At a manor in Maryland, thirteen guests gather to celebrate Halloween—but before the party is over, only twelve are left alive . . .

Halloween night, 1928. It has been years since a group of friends, all of them witty, well-dressed, and wealthy, have gathered at the house known as Lady Court—and since one of their own died tragically young. But despite the haunting memory of poor Sylvia and the secrets still lurking among them, the old friends’ appear to be in high spirits. Amid the laughter, they play holiday-themed games, one of which requires the lights to be turned off. It is during this brief darkness that one of their party is murdered.

Now, as a storm rages and knocks the telephone line out, the atmosphere of fun and flirtation turns to fear, and the rest of the night will be spent trying to unmask a killer . . .

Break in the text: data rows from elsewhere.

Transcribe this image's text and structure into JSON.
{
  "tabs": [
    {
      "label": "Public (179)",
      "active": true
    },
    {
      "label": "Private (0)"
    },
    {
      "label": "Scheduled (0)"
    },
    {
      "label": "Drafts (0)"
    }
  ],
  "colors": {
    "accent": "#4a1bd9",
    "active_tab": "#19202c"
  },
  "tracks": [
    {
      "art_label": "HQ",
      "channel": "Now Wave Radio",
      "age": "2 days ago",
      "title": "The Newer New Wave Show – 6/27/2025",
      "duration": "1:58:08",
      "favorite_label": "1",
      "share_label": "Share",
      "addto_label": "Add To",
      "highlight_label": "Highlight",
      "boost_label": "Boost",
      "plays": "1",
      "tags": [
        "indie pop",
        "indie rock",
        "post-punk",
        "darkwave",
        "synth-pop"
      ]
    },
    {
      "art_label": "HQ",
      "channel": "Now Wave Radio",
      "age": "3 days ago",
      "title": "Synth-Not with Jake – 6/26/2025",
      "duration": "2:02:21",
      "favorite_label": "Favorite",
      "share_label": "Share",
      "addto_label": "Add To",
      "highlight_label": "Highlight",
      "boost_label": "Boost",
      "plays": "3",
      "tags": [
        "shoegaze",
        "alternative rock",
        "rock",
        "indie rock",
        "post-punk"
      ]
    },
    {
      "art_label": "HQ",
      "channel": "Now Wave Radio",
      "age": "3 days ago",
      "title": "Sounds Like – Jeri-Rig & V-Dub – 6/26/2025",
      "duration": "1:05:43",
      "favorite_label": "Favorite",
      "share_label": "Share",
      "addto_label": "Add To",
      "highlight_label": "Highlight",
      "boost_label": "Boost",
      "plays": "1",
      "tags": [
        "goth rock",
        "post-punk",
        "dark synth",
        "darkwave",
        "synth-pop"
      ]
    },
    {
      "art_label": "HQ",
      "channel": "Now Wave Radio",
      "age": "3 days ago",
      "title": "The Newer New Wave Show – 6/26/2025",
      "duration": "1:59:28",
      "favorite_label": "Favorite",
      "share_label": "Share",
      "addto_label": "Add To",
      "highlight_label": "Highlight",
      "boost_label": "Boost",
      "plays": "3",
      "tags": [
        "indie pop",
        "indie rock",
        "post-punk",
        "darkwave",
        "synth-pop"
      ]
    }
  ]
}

“Hart . . . has inlaid her mystery with a filigree of wit and romance.” —Time

Frances Noyes Hart

Frances Noyes Hart (1890–1943) was an American writer whose stories were published in Scribner’s, The Saturday Evening Post (where her novel The Bellamy Trial was first serialized), and The Ladies’ Home Journal. The daughter of Frank Brett Noyes, founder of the Associated Press, Hart was educated in American, Italian, and French schools before serving in World War I as a canteen worker for the YMCA and a translator for the Naval Intelligence Bureau. She later wrote six novels, numerous short stories, and a memoir.